As an addendum, let me remark that with the getobs(x, i) = getindex(x, i) fallback we are basically saying that we consider a Dataset any type implementing getindex, which is something that maybe we should document more. Should defining getindex be the recommended way for defining custom dataset types (even if not subtyping AbstractDataContainer)?

@darsnack related to https://github.com/JuliaML/MLDatasets.jl/pull/96

darsnack commented 2 years ago

I agree its very confusing to have these definitions. The way I make sense of it is that we have an equivalence: getobs <==> getindex. For types that don't implement anything in MLUtils, the fallback getobs(data, idx) = data[idx] ensures the equivalence. For types that do implement our interface, we automatically define getindex(data, i) = getobs(data, i) to reduce boilerplate (and ensure the equivalence holds). So, it is circular but a given type should only ever take one half of the circle path.

The main reason that I added these definitions to AbstractDataContainer is because I became very frustrated using MLDataPattern.jl in the REPL to inspect my data. No one wants to type out getobs(data, i), it's natural habit to just do data[i]. It was annoying to me that this randomly failed for certain containers in MLDataPattern.jl.
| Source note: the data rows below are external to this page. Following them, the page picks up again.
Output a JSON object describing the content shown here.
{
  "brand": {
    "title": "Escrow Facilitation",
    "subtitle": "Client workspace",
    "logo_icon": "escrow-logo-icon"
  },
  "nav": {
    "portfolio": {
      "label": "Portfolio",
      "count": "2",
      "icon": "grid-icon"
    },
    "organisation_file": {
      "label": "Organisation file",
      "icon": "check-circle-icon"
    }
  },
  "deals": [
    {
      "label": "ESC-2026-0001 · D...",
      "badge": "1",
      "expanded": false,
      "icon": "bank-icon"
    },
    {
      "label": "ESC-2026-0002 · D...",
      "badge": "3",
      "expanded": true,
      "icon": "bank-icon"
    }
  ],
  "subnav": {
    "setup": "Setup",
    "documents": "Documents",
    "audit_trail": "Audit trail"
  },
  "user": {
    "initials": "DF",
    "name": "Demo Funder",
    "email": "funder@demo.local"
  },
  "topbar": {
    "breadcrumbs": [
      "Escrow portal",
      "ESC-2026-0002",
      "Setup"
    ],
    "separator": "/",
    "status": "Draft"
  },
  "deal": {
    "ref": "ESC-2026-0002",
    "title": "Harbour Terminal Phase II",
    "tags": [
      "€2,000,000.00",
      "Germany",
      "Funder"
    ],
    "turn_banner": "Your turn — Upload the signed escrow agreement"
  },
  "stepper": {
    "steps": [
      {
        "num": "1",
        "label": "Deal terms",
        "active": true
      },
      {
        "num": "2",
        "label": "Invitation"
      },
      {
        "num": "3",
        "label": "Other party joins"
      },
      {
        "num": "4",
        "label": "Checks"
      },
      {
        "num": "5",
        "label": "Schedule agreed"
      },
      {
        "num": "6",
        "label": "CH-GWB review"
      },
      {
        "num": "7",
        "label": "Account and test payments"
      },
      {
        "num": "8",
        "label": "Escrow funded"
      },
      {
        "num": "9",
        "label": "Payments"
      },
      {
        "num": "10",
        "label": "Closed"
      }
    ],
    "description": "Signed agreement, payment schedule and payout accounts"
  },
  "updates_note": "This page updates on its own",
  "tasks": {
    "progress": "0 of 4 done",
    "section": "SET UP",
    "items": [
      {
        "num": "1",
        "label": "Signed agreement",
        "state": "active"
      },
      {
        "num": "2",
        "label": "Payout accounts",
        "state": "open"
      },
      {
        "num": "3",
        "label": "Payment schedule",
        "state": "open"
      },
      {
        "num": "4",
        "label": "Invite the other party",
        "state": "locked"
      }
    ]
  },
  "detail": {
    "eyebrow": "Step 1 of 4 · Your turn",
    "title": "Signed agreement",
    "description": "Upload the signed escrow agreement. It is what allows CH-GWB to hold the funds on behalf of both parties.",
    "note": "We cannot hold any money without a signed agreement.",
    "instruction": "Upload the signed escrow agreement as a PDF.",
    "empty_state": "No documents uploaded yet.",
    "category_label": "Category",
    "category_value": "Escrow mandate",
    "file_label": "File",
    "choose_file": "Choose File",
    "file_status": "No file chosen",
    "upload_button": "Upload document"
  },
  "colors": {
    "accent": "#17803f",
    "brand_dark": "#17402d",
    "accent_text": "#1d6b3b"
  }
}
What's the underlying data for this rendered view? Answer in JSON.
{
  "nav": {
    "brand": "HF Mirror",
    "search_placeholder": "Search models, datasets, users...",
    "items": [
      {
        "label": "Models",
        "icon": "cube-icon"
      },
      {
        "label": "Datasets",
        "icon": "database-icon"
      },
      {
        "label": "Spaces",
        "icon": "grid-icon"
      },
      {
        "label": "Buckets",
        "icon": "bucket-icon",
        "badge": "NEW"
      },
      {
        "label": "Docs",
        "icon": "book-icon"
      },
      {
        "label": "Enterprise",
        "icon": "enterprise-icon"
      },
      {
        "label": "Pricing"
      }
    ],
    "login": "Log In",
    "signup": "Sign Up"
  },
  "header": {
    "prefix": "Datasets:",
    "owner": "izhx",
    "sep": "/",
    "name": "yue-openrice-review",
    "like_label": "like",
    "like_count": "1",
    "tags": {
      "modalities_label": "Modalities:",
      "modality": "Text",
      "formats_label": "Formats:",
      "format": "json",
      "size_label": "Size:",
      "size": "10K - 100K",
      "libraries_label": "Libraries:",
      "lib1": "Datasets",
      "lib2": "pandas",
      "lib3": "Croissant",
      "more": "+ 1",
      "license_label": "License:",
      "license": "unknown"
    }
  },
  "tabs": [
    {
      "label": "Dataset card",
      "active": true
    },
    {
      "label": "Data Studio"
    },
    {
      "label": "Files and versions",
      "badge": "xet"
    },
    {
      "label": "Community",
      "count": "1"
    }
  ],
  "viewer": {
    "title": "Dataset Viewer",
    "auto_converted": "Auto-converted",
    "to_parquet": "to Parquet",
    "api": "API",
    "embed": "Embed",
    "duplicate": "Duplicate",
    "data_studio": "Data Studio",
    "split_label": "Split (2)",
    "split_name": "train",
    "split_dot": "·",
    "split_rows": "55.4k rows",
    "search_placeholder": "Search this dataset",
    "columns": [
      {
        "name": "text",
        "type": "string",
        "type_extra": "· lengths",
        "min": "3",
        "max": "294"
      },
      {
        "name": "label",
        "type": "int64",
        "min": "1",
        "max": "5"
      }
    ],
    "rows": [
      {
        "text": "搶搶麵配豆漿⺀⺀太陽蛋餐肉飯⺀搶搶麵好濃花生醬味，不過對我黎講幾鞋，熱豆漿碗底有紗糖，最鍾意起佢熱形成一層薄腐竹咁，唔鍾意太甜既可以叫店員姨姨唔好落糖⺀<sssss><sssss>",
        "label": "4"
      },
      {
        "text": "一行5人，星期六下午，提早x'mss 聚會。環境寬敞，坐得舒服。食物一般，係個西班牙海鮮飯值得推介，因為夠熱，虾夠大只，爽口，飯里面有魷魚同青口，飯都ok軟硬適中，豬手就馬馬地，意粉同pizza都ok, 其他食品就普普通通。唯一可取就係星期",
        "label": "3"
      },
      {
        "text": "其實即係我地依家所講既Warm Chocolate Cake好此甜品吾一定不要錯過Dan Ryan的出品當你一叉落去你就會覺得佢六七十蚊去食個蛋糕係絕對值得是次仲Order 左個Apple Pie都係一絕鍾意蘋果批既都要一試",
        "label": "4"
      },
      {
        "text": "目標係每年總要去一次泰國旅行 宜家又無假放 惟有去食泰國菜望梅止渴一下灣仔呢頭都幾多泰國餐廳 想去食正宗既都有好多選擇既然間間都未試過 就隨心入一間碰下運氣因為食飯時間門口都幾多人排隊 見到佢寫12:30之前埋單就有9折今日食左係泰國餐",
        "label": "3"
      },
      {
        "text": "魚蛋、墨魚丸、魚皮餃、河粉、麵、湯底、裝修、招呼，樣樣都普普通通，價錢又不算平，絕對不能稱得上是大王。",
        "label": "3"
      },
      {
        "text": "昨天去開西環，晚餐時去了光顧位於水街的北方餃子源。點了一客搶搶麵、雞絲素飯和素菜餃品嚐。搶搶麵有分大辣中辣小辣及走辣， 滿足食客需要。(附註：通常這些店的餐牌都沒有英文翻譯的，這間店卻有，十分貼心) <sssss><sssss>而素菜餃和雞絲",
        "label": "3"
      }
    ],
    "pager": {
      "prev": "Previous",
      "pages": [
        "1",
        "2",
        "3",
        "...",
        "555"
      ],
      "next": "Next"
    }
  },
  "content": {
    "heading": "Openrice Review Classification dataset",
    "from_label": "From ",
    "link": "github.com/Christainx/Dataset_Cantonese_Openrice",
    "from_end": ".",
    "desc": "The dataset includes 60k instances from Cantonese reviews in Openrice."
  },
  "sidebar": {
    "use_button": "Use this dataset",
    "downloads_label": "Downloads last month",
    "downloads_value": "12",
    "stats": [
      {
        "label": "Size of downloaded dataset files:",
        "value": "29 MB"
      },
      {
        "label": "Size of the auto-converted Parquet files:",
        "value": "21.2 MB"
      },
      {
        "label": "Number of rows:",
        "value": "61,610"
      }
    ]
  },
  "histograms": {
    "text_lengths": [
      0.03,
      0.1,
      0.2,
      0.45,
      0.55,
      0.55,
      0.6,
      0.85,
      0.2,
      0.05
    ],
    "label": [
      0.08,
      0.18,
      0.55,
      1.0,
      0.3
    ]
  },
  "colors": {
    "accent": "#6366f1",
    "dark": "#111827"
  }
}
All this being said, I really like this proposal:

Should defining getindex be the recommended way for defining custom dataset types

This will ensure that any type has indexing and length working when it behaves like a vector. Thanks to the fallbacks, it should work with MLUtils.jl. And any type that has multiple dimensions can additionally specify a custom getobs. Seems like the cleanest solution to me.

For a lot of cases, this also means being able to work with the package without adding an MLUtils.jl dep.

CarloLucibello commented 2 years ago

So we can remove these lines?

Base.getindex(x::AbstractDataContainer, i) = getobs(x, i)
Base.length(x::AbstractDataContainer) = numobs(x)
Base.size(x::AbstractDataContainer) = (length(x),)
darsnack commented 2 years ago

Yeah let's do it.